Ok, so today isn’t Sunday. Technically, you don’t have to eat Eggs Benedict only on a Sunday, but it does make it all a bit more magical. For those who don’t know what Eggs Benedict are, here’s a quick stacked description, starting from the bottom and working up: a slice of bread, warm or toasted (English muffins are best, but crumpets work just as well and normal bread is yummy, too); a slice of cooked ham (prosciutto cotto, the Italian version, is my favourite; a classic is canadian bacon and a new suggestion from moi is mortadella); a perfectly poached egg (…) and creamy Hollandaise sauce. Here are the ingredients:
My mother has always made us Eggs Benedict and I have always been their number one fan. I am a natural egg-addict, but Eggs Benedict are simply the best. I used to sit and wait for my one, perfect egg on those Sundays in which, surrounded by chaos and frustration, my mother used to dedicate her whole morning to these little mouthfuls of…well, yes. Magic. And as I grew older and went to live alone I never once thought “ah, I’ll make myself some Eggs Benedict” because no, they’re too difficult. They’re impossible. They’re the best of the best. I wasn’t ready.
And then, in April this year, I went to a cooking lesson, courtesy of Maurizio, my boyfriend. Well. The lesson was incredible (I had never been to a cooking lesson before) and I learnt many new things (apple pancakes were definitely the highlight of the lesson) but when our teacher started working on the Eggs Benedict I knew, in a moment, that all those years I hadn’t been wrong. The poached eggs were a stroll in the park, the homemade bread (to go with the eggs) practically made itself, but the Hollandaise sauce…that was another matter. Hollandaise sauce, allegedly documented for the first time in 1593, is a smooth, rich, creamy yellow sauce made with butter, egg yolks, salt and some acidifying agent (vinegar or lemon are the most commonly used. I am partial to lemon, as my mother uses it for her sauce). So during the cooking lesson our teacher first showed us how to do the sauce, clarifying the butter, heating a spoonful of water with some vinegar bain marie, adding the yolks, then stirring in the butter, salt and pepper.
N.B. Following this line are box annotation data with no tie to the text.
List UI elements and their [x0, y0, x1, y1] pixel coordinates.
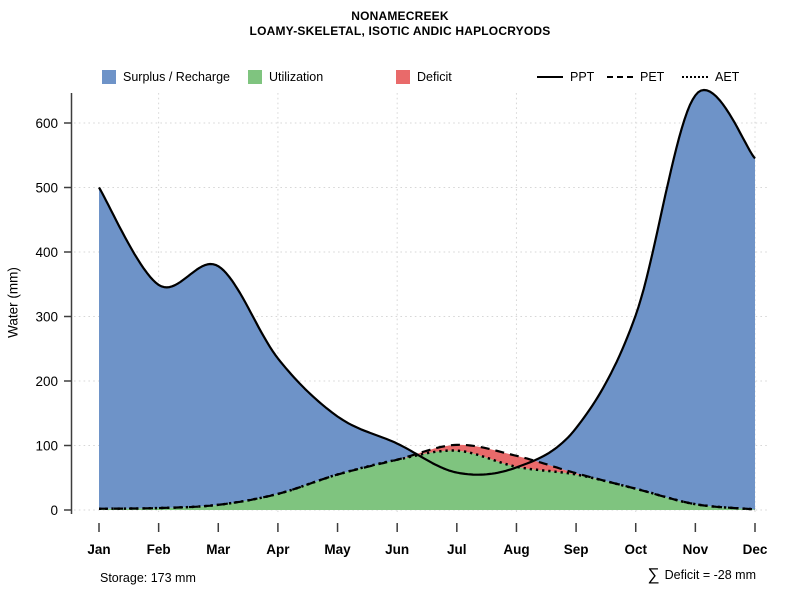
storage-annotation: Storage: 173 mm — [100, 571, 196, 585]
ppt-line-icon — [537, 76, 563, 78]
legend-label-deficit: Deficit — [417, 70, 452, 84]
legend-label-aet: AET — [715, 70, 740, 84]
aet-line-icon — [682, 76, 708, 78]
legend-label-utilization: Utilization — [269, 70, 324, 84]
x-tick-label: Mar — [206, 542, 231, 557]
legend-item-aet: AET — [682, 69, 739, 85]
legend-item-utilization: Utilization — [248, 69, 323, 85]
legend-label-surplus: Surplus / Recharge — [123, 70, 231, 84]
x-tick-label: Aug — [503, 542, 529, 557]
y-tick-label: 600 — [35, 116, 58, 131]
page-subtitle: LOAMY-SKELETAL, ISOTIC ANDIC HAPLOCRYODS — [249, 24, 551, 38]
y-axis-title: Water (mm) — [5, 267, 21, 338]
page-title: NONAMECREEK — [351, 9, 449, 23]
legend-item-deficit: Deficit — [396, 69, 452, 85]
deficit-annotation: ∑ Deficit = -28 mm — [648, 566, 756, 583]
legend-label-pet: PET — [640, 70, 665, 84]
x-tick-label: Dec — [743, 542, 768, 557]
x-tick-label: May — [324, 542, 351, 557]
utilization-swatch — [248, 70, 262, 84]
y-tick-label: 100 — [35, 438, 58, 453]
area-surplus-recharge — [99, 90, 755, 510]
x-tick-label: Jul — [447, 542, 467, 557]
legend-label-ppt: PPT — [570, 70, 595, 84]
deficit-swatch — [396, 70, 410, 84]
sigma-icon: ∑ — [647, 565, 660, 584]
legend-item-ppt: PPT — [537, 69, 594, 85]
surplus-swatch — [102, 70, 116, 84]
y-tick-label: 0 — [50, 503, 58, 518]
area-utilization — [99, 450, 755, 510]
x-tick-label: Sep — [564, 542, 589, 557]
line-aet — [99, 449, 756, 511]
x-tick-label: Jun — [385, 542, 409, 557]
x-tick-label: Nov — [683, 542, 709, 557]
pet-line-icon — [607, 76, 633, 78]
legend-item-pet: PET — [607, 69, 664, 85]
line-ppt — [98, 88, 756, 476]
y-tick-label: 400 — [35, 245, 58, 260]
y-tick-label: 200 — [35, 374, 58, 389]
y-tick-label: 500 — [35, 180, 58, 195]
x-tick-label: Apr — [266, 542, 290, 557]
x-tick-label: Feb — [147, 542, 171, 557]
y-tick-label: 300 — [35, 309, 58, 324]
x-tick-label: Oct — [624, 542, 647, 557]
x-tick-label: Jan — [87, 542, 110, 557]
legend-item-surplus: Surplus / Recharge — [102, 69, 230, 85]
deficit-annotation-text: Deficit = -28 mm — [664, 567, 756, 582]
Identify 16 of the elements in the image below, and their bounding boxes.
Something went wrong and the sauce came out looking curdled and dense, our teacher a bit frazzled. With feigned calmness she admitted her mistake and asked a student to go help her. This time the sauce became too hot too fast, the yolks cooked and the result was the following (i.e. not good enough):
There was no third attempt.
Convinced that my mother’s recipe was the safest and having learnt how to successfully poach an egg, I headed home, high on the culinary knowledge I had gained that morning. The next day (or a few days later) I attempted the feat with my mother’s recipe for the sauce, which turned out to be none other than The Joy of Cooking‘s never fail recipe. Confident of my skills and of this recipe, whose name boded nothing but success and happiness for uncountable Sundays to come, I poached my eggs beautifully and tackled the sauce. Everything was going perfectly when suddenly, while adding the lemon (the last part of the procedure), the sauce curdled. Just like that, my previously creamy, smooth, liquid pot of joy was separated into a thin lemony part and specks of cooked yolk. Maybe the lemon juice was too hot, maybe the butter was too cold…who knows. The taste was good; the aesthetics….less.
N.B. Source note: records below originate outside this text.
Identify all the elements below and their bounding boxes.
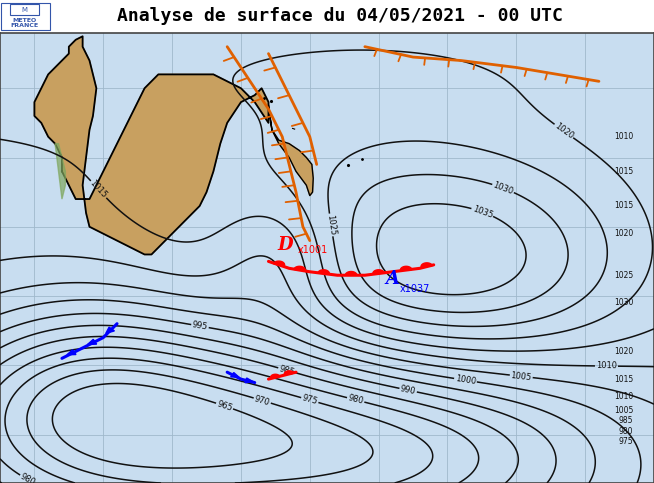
Polygon shape [421,263,432,268]
Text: 980: 980 [19,472,37,483]
Text: 1015: 1015 [88,179,109,200]
Text: 1010: 1010 [614,132,633,141]
Text: 1000: 1000 [455,374,477,386]
Polygon shape [373,270,385,274]
Text: 985: 985 [619,416,633,425]
Text: 1010: 1010 [614,392,633,401]
Text: METEO: METEO [12,18,37,23]
Text: 1020: 1020 [614,229,633,238]
Text: x1037: x1037 [400,284,430,294]
Text: 1010: 1010 [596,361,617,370]
Text: 975: 975 [301,394,318,407]
Bar [1,2,50,30]
Text: 1015: 1015 [614,167,633,176]
Text: 1020: 1020 [614,347,633,356]
Bar [10,4,39,15]
Text: 980: 980 [347,394,364,406]
Text: A: A [385,270,400,288]
Text: M: M [22,7,28,13]
Text: x1001: x1001 [298,244,328,255]
Polygon shape [345,271,357,275]
Polygon shape [318,270,330,274]
Polygon shape [294,266,305,270]
Polygon shape [245,378,253,383]
Polygon shape [35,36,269,255]
Text: 1005: 1005 [614,406,633,415]
Text: 990: 990 [400,384,417,396]
Polygon shape [284,371,294,375]
Text: 1030: 1030 [614,298,633,308]
Text: 985: 985 [278,364,296,377]
Text: 1030: 1030 [492,180,515,196]
Polygon shape [55,143,65,199]
Text: 1025: 1025 [614,271,633,280]
Text: 1035: 1035 [471,204,494,220]
Polygon shape [67,350,76,355]
Polygon shape [106,327,114,333]
Text: 1005: 1005 [510,370,532,382]
Polygon shape [88,340,97,344]
Polygon shape [400,266,412,270]
Text: Analyse de surface du 04/05/2021 - 00 UTC: Analyse de surface du 04/05/2021 - 00 UT… [117,7,563,26]
Polygon shape [231,372,239,377]
Text: FRANCE: FRANCE [10,23,39,28]
Text: 995: 995 [192,320,209,332]
Polygon shape [271,374,280,378]
Text: 1020: 1020 [553,121,575,141]
Polygon shape [273,261,284,266]
Text: 970: 970 [253,394,271,407]
Text: 975: 975 [619,437,633,446]
Text: 1015: 1015 [614,201,633,211]
Text: 980: 980 [619,426,633,436]
Text: 1025: 1025 [325,214,337,236]
Polygon shape [269,106,313,196]
Text: 1015: 1015 [614,375,633,384]
Text: D: D [278,237,294,255]
Text: 965: 965 [216,399,233,413]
Today was my second attempt at Eggs Benedict. And I am proud to announce that finally, finally finally the sauce was made. I woke up and, notwithstanding the fact that I had many other things to do I decided to treat us to a Sunday lunch on a Saturday. So I thawed two slices of bread, chucked them in the oven, got two slivers of mortadella (not conventional but very, very good), put some water to boil and thought that I’d invent my own procedure for the sauce, seeing as a) I didn’t have time to look for the previous two and b) they hadn’t worked, anyway. So I prepared my bain marie, putting a smaller pot in the boiling water and melted a random amount of butter. Then I got the boyfriend to squeeze half a lemon and poured only about half that amount (total: the juice of one quarter of a lemon) into the heated butter, stirring continuously. Then, slowly, keeping the pot raised over (i.e. not touching) the boiling water underneath but still receiving the heat, Maurizio (the afore-mentioned boyfriend) added the beaten yolks of two eggs. I stirred. And stirred. And stirred. And watched, in apprehension over my recklessness. Thinking it looked thin I didn’t add water, as all recipes want, but lowered the pot back into the boiling water, hoping it would become denser as the yolk absorbed heat. It did and, probably just in the nick of time I removed the pot and tasted. Perfect. Incredible. Magic. This is the result, of which I am very proud (the poached eggs came out not bad, worse. Terrible. Atrocious. But they tasted fine and were covered by the sauce, so I guess I can skip the self-criticism and continue being proud of the sauce).
My conclusion? Hollandaise sauce needs nonchalance, improvisation, personality and a pinch of magic. Poached eggs on the other hand…..are like risotto: they need time, patience and love, but that will have to be another post.